American farmers lay claim to providing the safest and most abundant food supply throughout the world. In a culture of food fear, GMOs (genetically modified organisms), animal antibiotic use, and gluten and dairy free concern all consumers. What reassures consumers of food safety? Moms, chefs, foodies, celebrity health experts ask the million dollar question? Do farmers face safety regulations for crops and livestock?
Your answer? YES. Farmers face regulations from livestock site regulations to water reporting and the latest change in Waters of the United States.
Antibiotic Use: Farmers like southern Edgar County farmer Tom Ogle and Delmar Bell use antibiotics for their beef cattle responsibly. Why use antibiotics? Like in humans, farmers use antibiotics to cure infection in sick animals. Government regulations regulate that antibiotics in animals be used not for “production” purposes, but to “prevent, control or treat illnesses in food-producing animals under the supervision of a veterinarian.” In other words, antibiotics are supervised and distributed by veterinarians to cure infections in sick animals.
Livestock regulations: Ever heard of the Livestock Facilities Management Act in our great state? Before farmers begin to build new facilities for hogs, cattle, or poultry, Illinois law gives farmers guidelines on how far back they must build from any residence, waste regulations for animals and public information meetings for the public.
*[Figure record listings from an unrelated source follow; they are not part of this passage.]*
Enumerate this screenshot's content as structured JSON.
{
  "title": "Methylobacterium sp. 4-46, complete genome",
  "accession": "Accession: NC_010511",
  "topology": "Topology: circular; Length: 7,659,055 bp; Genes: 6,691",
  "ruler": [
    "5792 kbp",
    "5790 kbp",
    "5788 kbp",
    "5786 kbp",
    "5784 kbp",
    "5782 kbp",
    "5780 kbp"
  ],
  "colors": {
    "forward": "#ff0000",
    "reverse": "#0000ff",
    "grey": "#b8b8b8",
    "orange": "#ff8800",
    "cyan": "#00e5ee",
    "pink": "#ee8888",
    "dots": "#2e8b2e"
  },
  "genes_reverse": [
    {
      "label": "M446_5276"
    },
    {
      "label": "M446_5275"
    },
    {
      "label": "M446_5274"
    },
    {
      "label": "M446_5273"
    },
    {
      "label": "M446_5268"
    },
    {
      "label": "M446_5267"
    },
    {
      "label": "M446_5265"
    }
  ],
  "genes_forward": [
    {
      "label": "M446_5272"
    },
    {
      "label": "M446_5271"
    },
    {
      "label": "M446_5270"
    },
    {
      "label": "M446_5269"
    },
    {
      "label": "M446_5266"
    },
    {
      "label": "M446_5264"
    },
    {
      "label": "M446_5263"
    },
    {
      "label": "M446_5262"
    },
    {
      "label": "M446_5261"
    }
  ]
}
In addition to these regulations, farmers also comply with the Clean Water Act to keep drinking water safe, report water usage, and follow regulations based on science for biotechnology. I highlighted just a few issues farmers follow. In addition to these regulations, farmers voluntarily best practices to farm to remove both nitrates and phosphates from water.
And if you still question farmers’ integrity and commitment to the land? Visit a place such as China where they regulate food in propaganda only. Firsthand I experienced health effects of unregulated standards of food. If you ate today, thank your nearest American farmer!